Slater K, Ajjikuttira A A
Department of Hepato-Pancreato-Biliary Surgery, Princess Alexandra Hospital, 199 Ipswich Road, Woolloongabba, Brisbane, QLD, 4102, Australia.
Department of Hepatic and Biliary Surgery, Greenslopes Private Hospital, Brisbane, QLD, Australia.
Hernia. 2022 Feb;26(1):139-147. doi: 10.1007/s10029-021-02483-9. Epub 2021 Aug 14.
The number of Australian patients undergoing ventral hernia repair has seen a significant increase in the last twenty years. With the obesity epidemic, the general surgeon is frequently seeing patients with hernias and significant abdominal aprons and is being asked to address this at the time of the hernia repair. This can be performed utilising a general surgery and plastic surgery team, but there may be some advantages to general surgeon being able incorporate this into their practice. We present our approach to patients undergoing ventral hernia repair and simultaneous panniculectomy (VHR + PAN) by a single general surgeon.
Data were analysed from a single surgeon's experience performing VHR + PAN at the same operation. Data were collected prospectively from 2009 to 2020. 146 cases of patients undergoing VHR + PAN were identified and included in this study.
The mean age of patients undergoing VHR + PAN was 58 years. The mean BMI was 35, with 59% of patients losing weight loss prior to surgery. 66% of patients had a hernia repair with biosynthetic mesh and 91% of patients had retro-rectus or pre-peritoneal mesh approach to the repair. 42% of patients had a post-operative complication with 80.6% of these being related to surgical-site occurrences.
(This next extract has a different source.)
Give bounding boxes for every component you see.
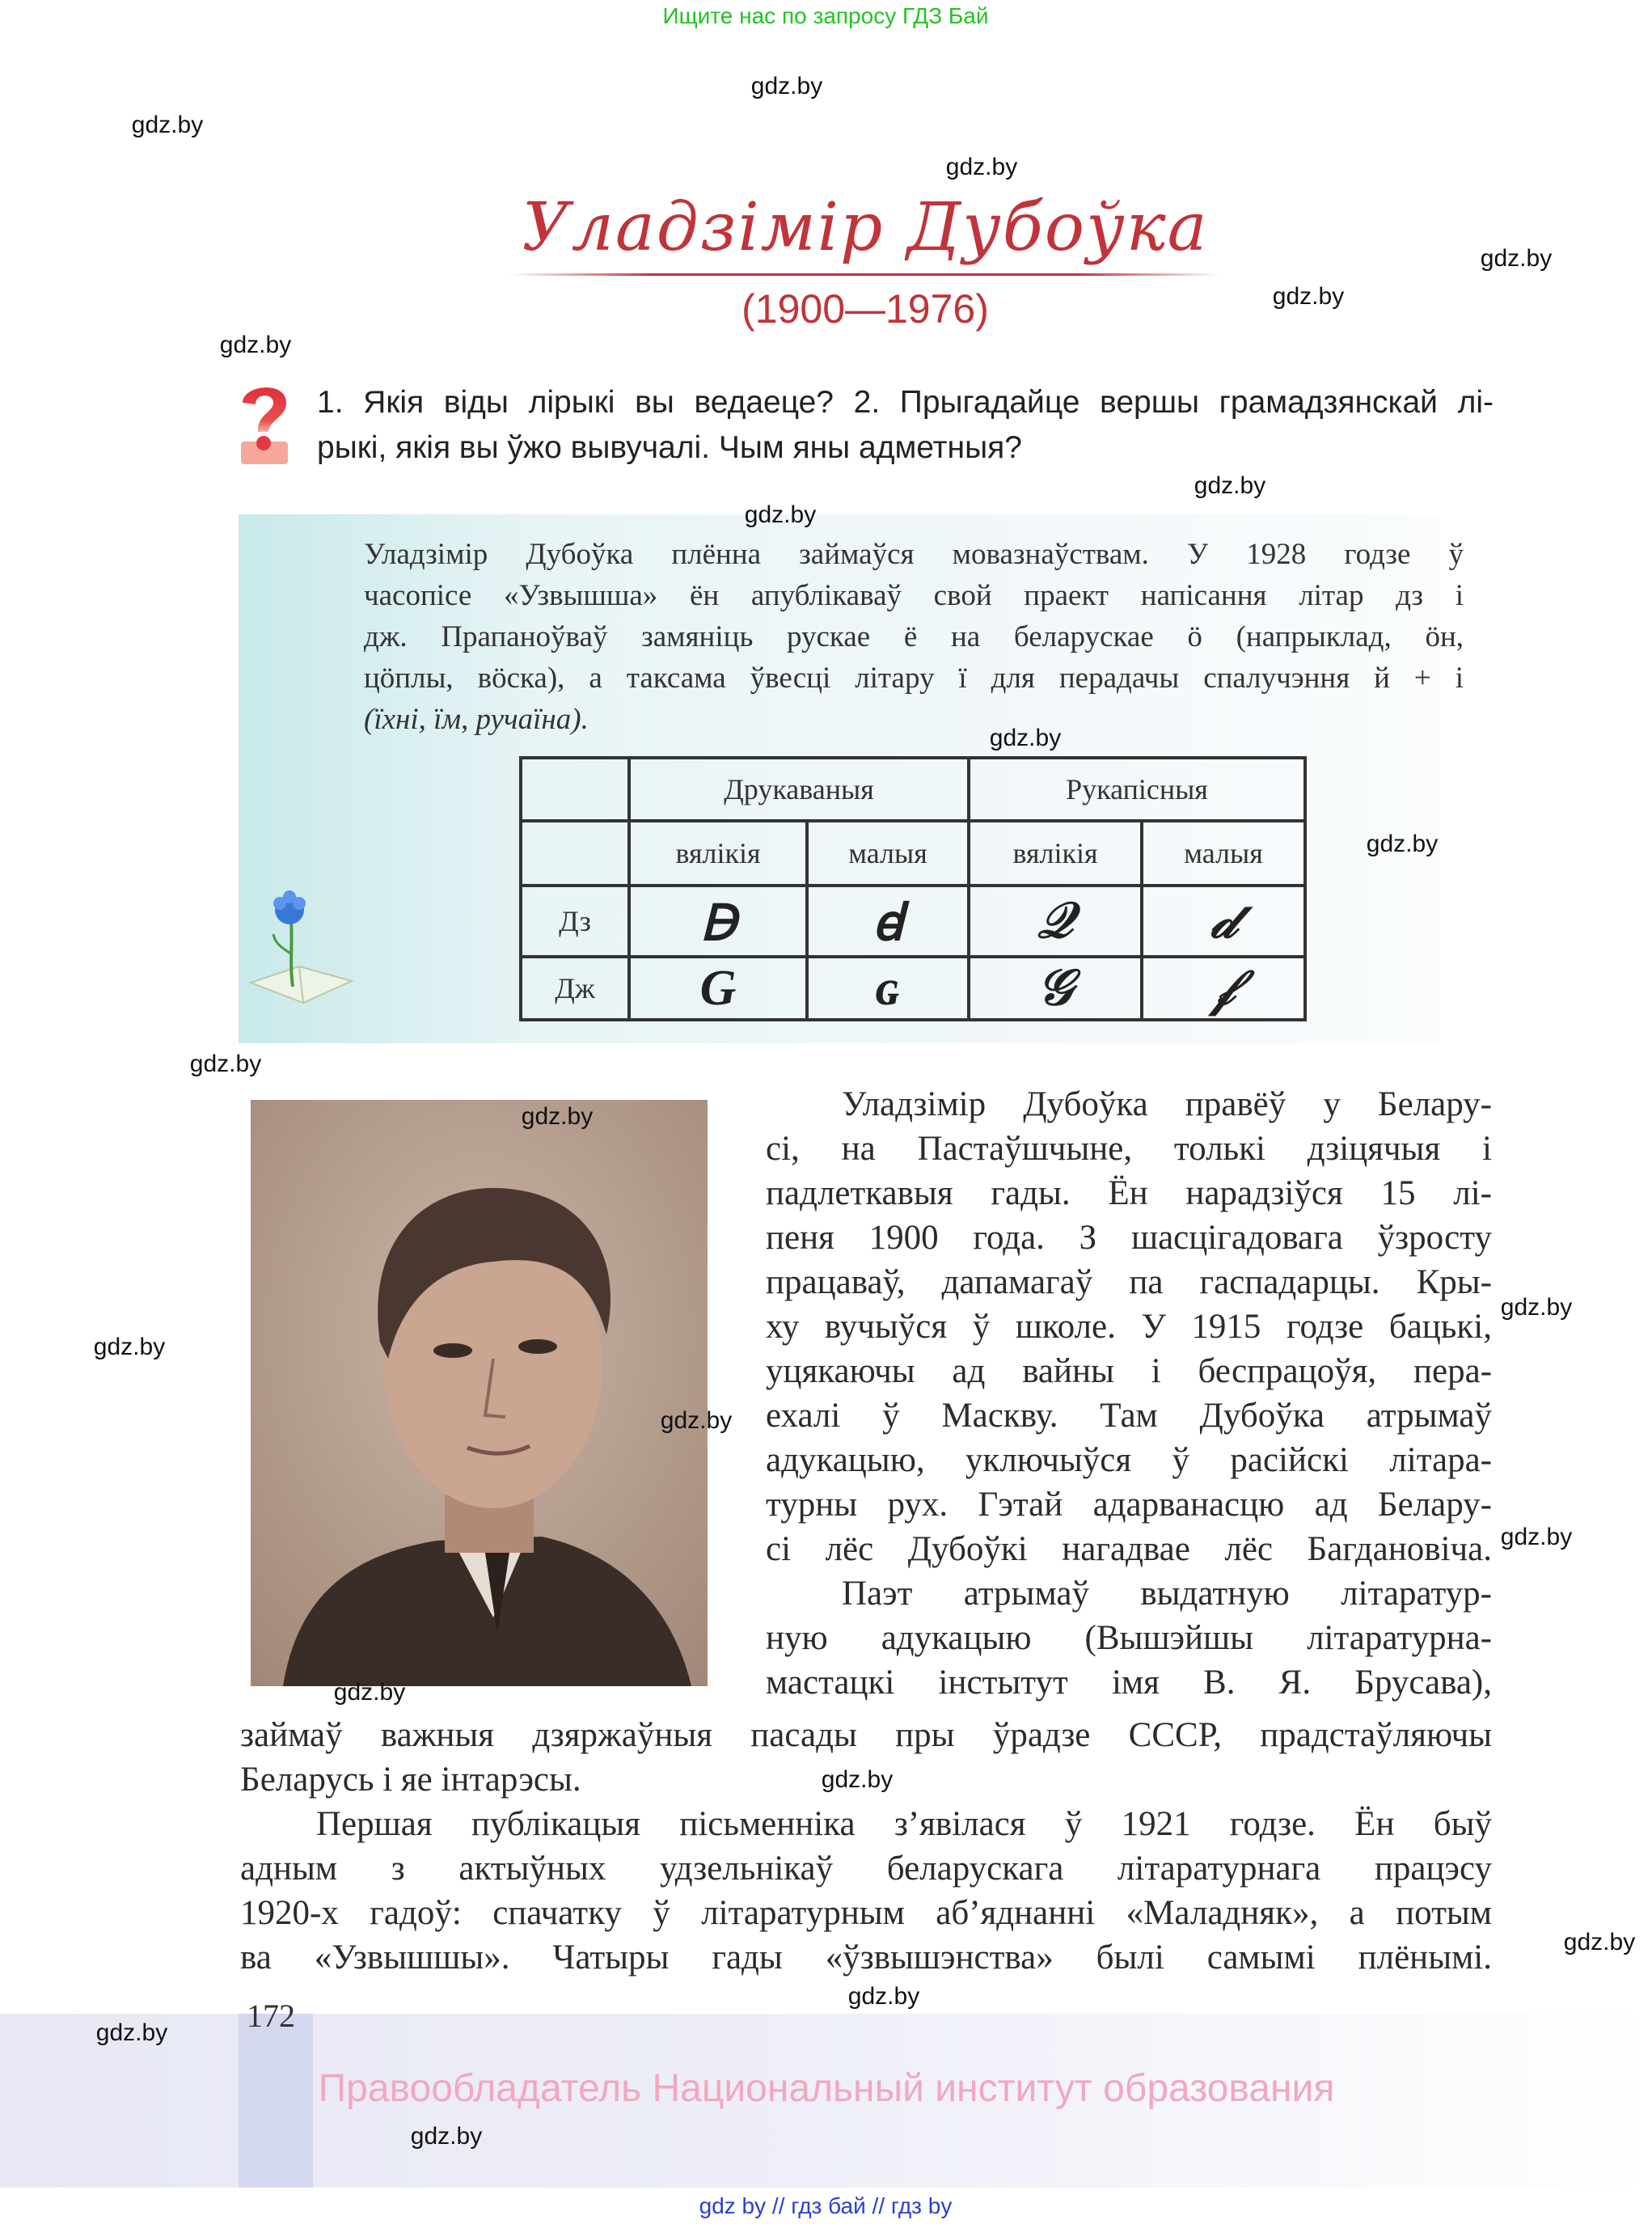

Other complications included gastrointestinal (14%), respiratory (13%) and venous thromboembolism, such as a deep vein thrombus or pulmonary embolism (6%). There were 2 deaths in the series (1.3%). The hernia recurrence rate was 6%.
Simultaneous PAN is possible in patients with an abdominal apron who are undergoing VHR, with an acceptable risk of SSOs and other complications. This technique provides excellent exposure and with appropriate training is well within the remit of the general surgeon. This may save further operative management in the future and can offer patients improved self-esteem, mobility, and independence. Patient optimisation is key, paying careful attention to pre-operative weight loss, diabetic control, smoking cessation and respiratory function. VHR + PAN is an important technique that should be in the repertoire of all abdominal wall reconstruction units.
在过去二十年中,接受腹疝修补术的澳大利亚患者数量显著增加。随着肥胖症的流行,普通外科医生经常会遇到患有疝气和明显腹部赘肉的患者,并被要求在疝气修补时解决这个问题。这可以通过普通外科和整形外科团队来完成,但普通外科医生将其纳入自己的手术操作可能有一些优势。我们介绍了由一名普通外科医生对接受腹疝修补术同时行腹壁成形术(VHR + PAN)的患者的治疗方法。
分析了一名外科医生在同一手术中进行VHR + PAN的经验数据。数据从2009年至2020年前瞻性收集。确定并纳入本研究的146例接受VHR + PAN的患者。
接受VHR + PAN的患者平均年龄为58岁。平均体重指数为35,59%的患者在手术前体重减轻。66%的患者使用生物合成补片进行疝气修补,91%的患者采用腹直肌后或腹膜前补片修补方法。42%的患者有术后并发症,其中80.6%与手术部位相关。其他并发症包括胃肠道(14%)、呼吸道(13%)和静脉血栓栓塞,如深静脉血栓或肺栓塞(6%)。该系列中有2例死亡(1.3%)。疝气复发率为6%。
对于接受VHR的有腹部赘肉的患者,同时进行PAN是可行的,手术部位感染和其他并发症的风险可接受。该技术提供了良好的手术视野,经过适当培训,普通外科医生完全可以掌握。这可能会在未来节省进一步的手术治疗,并能提高患者的自尊、活动能力和独立性。患者优化是关键,要特别注意术前体重减轻、糖尿病控制、戒烟和呼吸功能。VHR + PAN是一项重要技术,所有腹壁重建科室都应掌握。